Lagi baru-baru ini kita dikejutkan dengan penetapan tersangka oleh KPK terhadap total 41 orang anggota DPRD Kota Malang.
Penetapan ini adalah penetapan yang ketiga setelah sebelumnya menetapkan mantan Ketua DPRD Kota Malang Arief Wicaksono dan Kepala Dinas Pekerjaan Umum Perumahan dan Pengawasan Bangunan Pemkot Malang Jarot Edy Sulistiyono sebagai tersangka.
Berikutnya, KPK kembali menetapkan 19 orang tersangka, dengan rincian Wali Kota Malang nonaktif Mochamad Anton dan 18 anggota DPRD Kota Malang periode 2014-2019, dan yang terakhir ini KPK menetapkan sebagai tersangka terhadap 22 anggota DPRD Malang.
KPK menyatakan para anggota DPRD Kota Malang tersebut diduga telah menerima uang suap sebesar Rp 700 juta dan gratifikasi Rp 5,8 miliar.
Diduga salah satu peruntukannya adalah untuk memuluskan penetapan APBD 2015, sedangkan uang Gratifikasi terkait dana pengelolaan sampah di Kota Malang.
APBD yang disusun oleh Pemerintah Kabupaten Kota merupakan wujud komitmen kepada publik untuk melaksanakan pembangunan baik berupa infrastruktur, pemberdayaan, bantuan dll.
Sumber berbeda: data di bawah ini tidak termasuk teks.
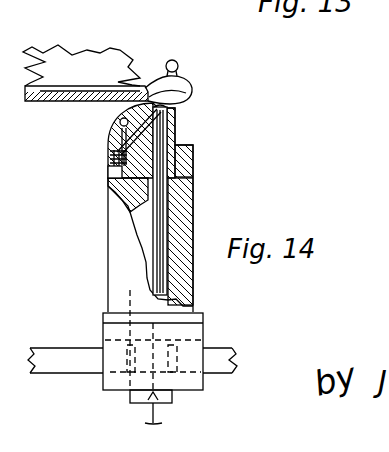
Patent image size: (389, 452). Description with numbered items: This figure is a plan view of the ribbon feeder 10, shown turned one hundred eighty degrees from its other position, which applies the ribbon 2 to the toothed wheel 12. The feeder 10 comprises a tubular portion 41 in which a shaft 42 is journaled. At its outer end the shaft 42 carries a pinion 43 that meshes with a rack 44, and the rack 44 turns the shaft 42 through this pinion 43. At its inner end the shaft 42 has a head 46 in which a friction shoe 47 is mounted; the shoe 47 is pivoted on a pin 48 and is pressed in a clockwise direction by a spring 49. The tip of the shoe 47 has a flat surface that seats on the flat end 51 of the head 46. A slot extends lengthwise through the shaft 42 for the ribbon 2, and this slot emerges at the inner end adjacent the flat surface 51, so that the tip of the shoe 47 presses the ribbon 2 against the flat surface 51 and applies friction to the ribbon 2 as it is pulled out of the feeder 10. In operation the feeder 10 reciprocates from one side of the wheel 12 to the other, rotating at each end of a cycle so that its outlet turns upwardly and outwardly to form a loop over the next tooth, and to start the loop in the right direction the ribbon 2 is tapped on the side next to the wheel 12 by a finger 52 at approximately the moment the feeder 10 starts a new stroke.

The ribbon feeder 10 is at (82, 290).
The toothed wheel 12 is at (82, 55).
The ribbon 2 is at (183, 86).
The tubular portion 41 is at (190, 224).
The shaft 42 is at (158, 280).
The pinion 43 is at (177, 372).
The rack 44 is at (215, 348).
The head 46 is at (193, 166).
The friction shoe 47 is at (112, 123).
The pin 48 is at (117, 140).
The spring 49 is at (110, 168).
The flat end 51 is at (172, 111).
The finger 52 is at (174, 60).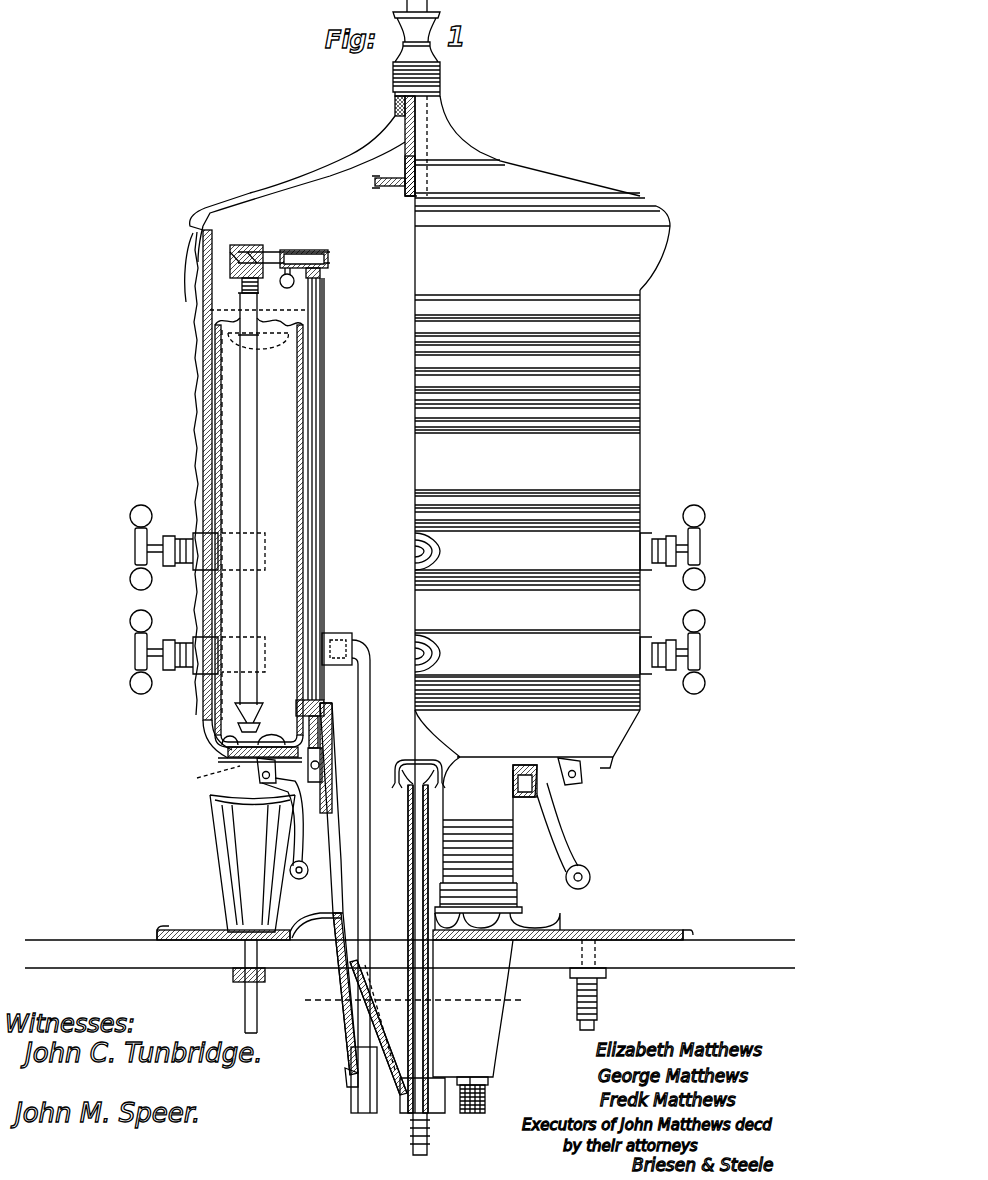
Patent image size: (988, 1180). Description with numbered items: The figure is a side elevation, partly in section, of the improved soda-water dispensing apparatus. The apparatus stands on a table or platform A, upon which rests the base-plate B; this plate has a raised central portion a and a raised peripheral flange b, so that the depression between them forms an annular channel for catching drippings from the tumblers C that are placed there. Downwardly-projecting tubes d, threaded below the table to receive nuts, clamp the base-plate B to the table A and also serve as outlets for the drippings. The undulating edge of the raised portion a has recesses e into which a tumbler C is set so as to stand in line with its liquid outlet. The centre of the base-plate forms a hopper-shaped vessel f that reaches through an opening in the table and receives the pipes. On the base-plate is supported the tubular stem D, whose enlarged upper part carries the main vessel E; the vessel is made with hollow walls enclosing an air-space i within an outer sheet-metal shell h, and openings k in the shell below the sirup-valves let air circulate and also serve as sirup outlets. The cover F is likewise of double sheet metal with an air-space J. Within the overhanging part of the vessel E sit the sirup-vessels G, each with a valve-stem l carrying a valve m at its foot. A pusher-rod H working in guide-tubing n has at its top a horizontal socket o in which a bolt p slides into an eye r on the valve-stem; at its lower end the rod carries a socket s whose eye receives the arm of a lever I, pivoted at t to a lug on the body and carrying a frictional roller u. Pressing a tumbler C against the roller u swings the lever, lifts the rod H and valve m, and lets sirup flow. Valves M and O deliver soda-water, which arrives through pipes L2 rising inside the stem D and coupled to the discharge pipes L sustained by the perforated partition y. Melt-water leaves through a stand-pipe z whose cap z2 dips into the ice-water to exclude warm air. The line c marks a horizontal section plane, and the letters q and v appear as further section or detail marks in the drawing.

The table or platform A is at (410, 953).
The base-plate B is at (420, 926).
The raised peripheral flange b is at (425, 925).
The tumbler C is at (252, 863).
The tubular stem D is at (480, 895).
The main vessel E is at (195, 262).
The cover F is at (300, 162).
The sirup-vessel G is at (257, 536).
The pusher-rod H is at (320, 296).
The lever I is at (575, 815).
The air-space of cover J is at (330, 206).
The soda-water discharge pipe L is at (352, 832).
The aerated-beverage conveying pipe L2 is at (512, 1117).
The valve M is at (98, 660).
The valve O is at (417, 547).
The raised central portion a is at (447, 921).
The section line c is at (415, 998).
The downwardly-projecting tube d is at (424, 986).
The recess e is at (497, 921).
The hopper-shaped vessel f is at (413, 1012).
The outer shell h is at (370, 525).
The air-space i is at (262, 599).
The opening k is at (211, 776).
The valve-stem l is at (247, 499).
The valve m is at (255, 717).
The guide-tubing n is at (329, 489).
The horizontal socket o is at (304, 253).
The bolt p is at (278, 253).
The section line q is at (316, 918).
The eye r is at (246, 260).
The socket s is at (418, 773).
The pivot t is at (257, 778).
The frictional roller u is at (446, 877).
The strut v is at (366, 1027).
The perforated partition y is at (306, 290).
The stand-pipe z is at (421, 970).
The cap z2 is at (418, 762).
Untuk legalisasi anggaran tersebut maka disusun dalam bentuk dokumen APBD yang dirancang oleh pemerintah (eksekutif) dan disetujui serta disahkan oleh DPRD (Legaslatif).
APBD disusun melalui beberapa tahap kegiatan ; Â Pemerintah Daerah menyusun Rancangan Pendapatan dan Belanja Daerah (RAPBD), Pemerintah Daerah mengajukan RAPBD kepada DPRD untuk dibahas bersama antara pemerintah daerah dan DPRD.
Dalam pembahasan ini pihak Pemerintah Daerah (Eksekutif) dilakukan oleh Tim Anggaran Eksekutif yang beranggotakan Sekretaris Daerah, BAPPEDA, dan pihak-pihak lain yang dianggap perlu, sedangkan DPRD dilakukan oleh Panitia Anggaran yang anggotanya terdiri atas tiap fraksi-fraksi, RAPBD yang telah disetujui DPRD disahkan menjadi APBD melalui Peraturan Daerah untuk dilaksanakan.
Terkait dengan APBD, DPRD pada prinsipnya mempunyai kewenangan untuk memberikan persetujuan penetapan atas usulan RAPBD yang disampaikan oleh Pemerintah Daerah/ Gubernur.
Selain itu juga DPRD dapat menolak usulan RAPBD melalui fraksi-fraksi yang ada di DPRD apabila terjadi kesalahan dalam anggaran APBD.
Kewenangan untuk memberikan persetujuan atau penolakan terhadap APBD ini yang membuat sebagian oknum anggota dewan dapat memanfaatkannya untuk kepentingan tertentu, sehingga akan membuat penyusunan dan penetapan APBD menjadi rumit.
Dengan telah ditetapkannya oleh KPK terhadap 41 orang anggota DPRD Malang yang diduga uang suapnya digunakan sebagai alat untuk memudahkan penetapan APBD 2015.
Pertanyan yang muncul apakah praktik seperti ini hanya terjadi di satu kota saja, hanya di Kota Malang?, terjadi hanya pada tahun 2015 saja?, bagaimana dengan tahun tahun sebelumnya atau tahun tahun sesudahnya sampai 2018 sekarang ini.
Kita tahu bahwa ada sebanyak 514 Kabupaten dan Kota di negeri ini dengan jumlah total anggota DPRD 17.560 orang (kursi).
Apakah tidak mustahil praktek ini terjadi dan berkembang begitu dahsyat dibeberapa Kabupaten dan Kota lain di Indonesia?, bahkan mungkin saja  praktek semacam ini sudah berjalan lama dalam beberapa tahun yang lalu
Andai praktik seperti ini terjadi di beberapa kabupaten atau Kota lain di Indonesia, dan menjadi semacam kebiasaan oleh oknum anggota DPRD, maka praktek semacam ini tak ubahnya seperti bom waktu yang setiap saat akan meledak, dan serpihan bomnya akan mengenai banyak anggota -- anggota DPRD di Kabupaten Kota se Indonesia seperti halnya 41 anggota DPRD Malang yang baru saja kita saksikan.